Для этого он слишком занятой человек. Нанимал мне нянек — старых фурий одну омерзительнее другой. Ух, как я их доводил… Когда перед ними вставал вопрос, убить меня или повеситься, они каждый раз принимали промежуточное решение: высказывали отцу все, что обо мне думают, и увольнялись. Уступали место следующей. А одна из них даже сказала: «Помяните мое слово: из вашего сына вырастет настоящий преступник». И это только потому, что я залез на полку с коллекционным фарфором и рухнул вместе с ней на пол. Не нарочно — так получилось. Пока нянька выуживала меня из кучи осколков, она радостно сулила мне самые страшные кары. Когда появился отец, она бросилась ябедничать, а тот сразу перебил: «Томми живой?» Она завопила: «Ну конечно да!» — «Он не сильно порезался?» — «Нет, но он разбил все тарелки!» А папа спокойно ответил: «Это всего лишь тарелки».

— И твой папа никогда не пытался на тебя воздействовать?

— Нет… Я же единственное, что у него есть. И потом, в совсем уж критические минуты я всегда знал, как на него посмотреть. У меня мамины глаза. У него руки опускались.

— Ах ты, змееныш.

— Джесси, каждый улучшает свое существование, как умеет. Может, и змееныш… Только папа прекрасно понимал, что мне тоже несладко с этими мучительницами. А кто твои родители?

— Папа — нефтехимик, мама — медсестра в отделении косметологической хирургии. Они сто лет разведены и не общаются. Я случайный плод безумной, но короткой страсти.

— Потрясающий плод. — Том извернулся, как жираф, и поцеловал ее в шею. — Значит, в отделении косметологической хирургии? Теперь понятно, откуда у тебя это стремление уродовать чужие лица.

— А откуда у тебя стремление постоянно играть?

— Не знаю. Я всегда играл. А потом кто-то сказал отцу, что на этой маленькой мартышке можно зарабатывать большие деньги — какой смысл корчить рожи впустую? Между прочим, есть сотни способов зарабатывать деньги, но только один честный.

— Какой?

Я знал, что ты не знаешь. Ага! Я тебя купил… Ну так вот. Папа подошел к этому вопросу серьезно. Как и ко всему, впрочем. Прежде чем запустить меня в процесс кинопроизводства, он долго и обстоятельно выяснял, не стану ли я жертвой какого-нибудь разнузданного режиссера-педофила… Представляешь? Я не шучу. Его убедили, что на съемочной площадке я буду в безопасности. Ну а дальше жернова заработали, и пошло-поехало.

— Ты хоть учился?

— По-твоему, я вместо подписи ставлю крест? Учился… кое-как, школу, во всяком случае, закончил. Отец все время требовал, чтобы я получил «достойное» образование. Ну, полгода я таскался на высшие курсы драматического искусства, потом еще год меня натаскивали в школе драматического искусства. Всякие там этюды, пластика… В общем, это драматическое искусство у меня уже из ушей полезло — я же еще постоянно снимался. Нет, кое-какого образования я все же нахватался и узнал немало полезного, но теперь с меня хватит. Учиться можно и в процессе работы. Думаешь, я вечно буду полоскаться в сериалах и на задворках больших проектов? Нет, я пробьюсь в крупнобюджетное кино. На первые роли.

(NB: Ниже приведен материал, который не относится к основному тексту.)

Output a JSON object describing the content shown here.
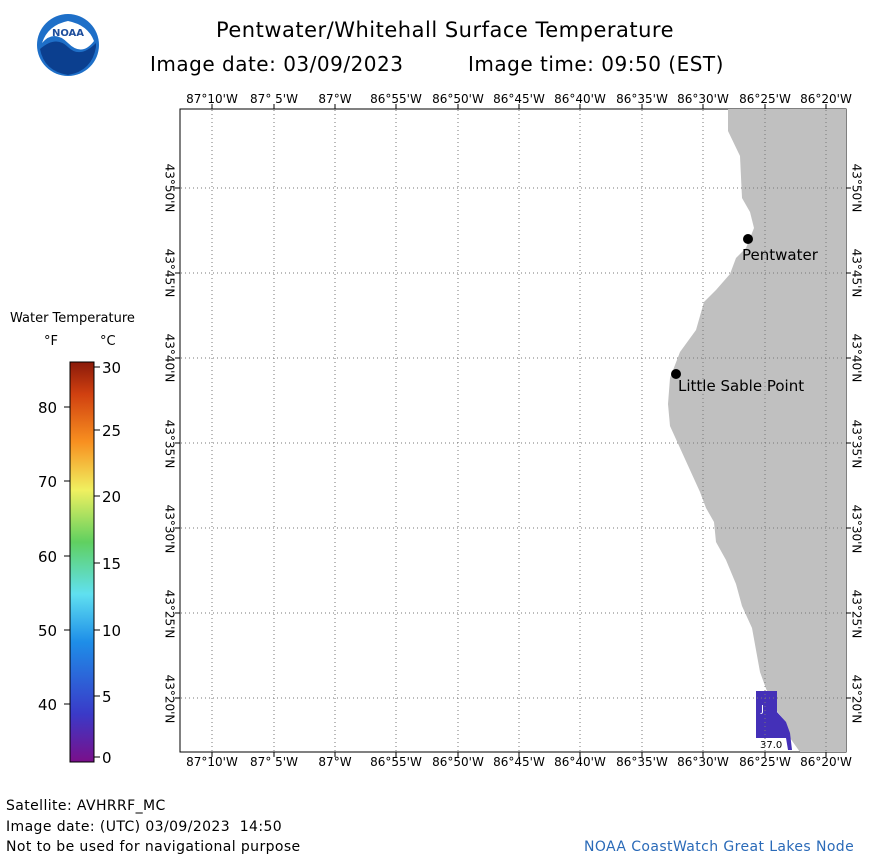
{
  "header": {
    "title": "Pentwater/Whitehall Surface Temperature",
    "date_label": "Image date: 03/09/2023",
    "time_label": "Image time: 09:50 (EST)",
    "logo_text": "NOAA"
  },
  "map": {
    "lon_labels": [
      "87°10'W",
      "87° 5'W",
      "87°W",
      "86°55'W",
      "86°50'W",
      "86°45'W",
      "86°40'W",
      "86°35'W",
      "86°30'W",
      "86°25'W",
      "86°20'W"
    ],
    "lat_labels": [
      "43°50'N",
      "43°45'N",
      "43°40'N",
      "43°35'N",
      "43°30'N",
      "43°25'N",
      "43°20'N"
    ],
    "places": [
      {
        "name": "Pentwater"
      },
      {
        "name": "Little Sable Point"
      }
    ],
    "water_value_label": "37.0",
    "colors": {
      "land": "#c0c0c0",
      "water_sample": "#4430b8",
      "grid": "#777777"
    }
  },
  "legend": {
    "title": "Water Temperature",
    "unit_f": "°F",
    "unit_c": "°C",
    "f_ticks": [
      "80",
      "70",
      "60",
      "50",
      "40"
    ],
    "c_ticks": [
      "30",
      "25",
      "20",
      "15",
      "10",
      "5",
      "0"
    ]
  },
  "footer": {
    "satellite": "Satellite: AVHRRF_MC",
    "utc_date": "Image date: (UTC) 03/09/2023  14:50",
    "disclaimer": "Not to be used for navigational purpose",
    "credit": "NOAA CoastWatch Great Lakes Node"
  }
}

Джессике стало грустно. Не успела она свыкнуться с мыслью, что получила маленького Тома в свою собственность, как он пытается расправить крылья и упорхнуть куда-то в поднебесье — туда, где роскошные женщины в бриллиантах и загорелые мужчины в смокингах фланируют по ковровым дорожкам. Утешает лишь то, что это случится не завтра.

— Да… Пробьешься. Потом будешь всюду ходить с двумя амбалами-телохранителями, прятаться за их спинами от папарацци и просто так в парке уже не погуляешь. Знаешь, Томми, я видела тебя в каком-то детском фильме, где ты играл маленького гнома. Ты был такой хорошенький, кудрявый, с пухлыми Щечками.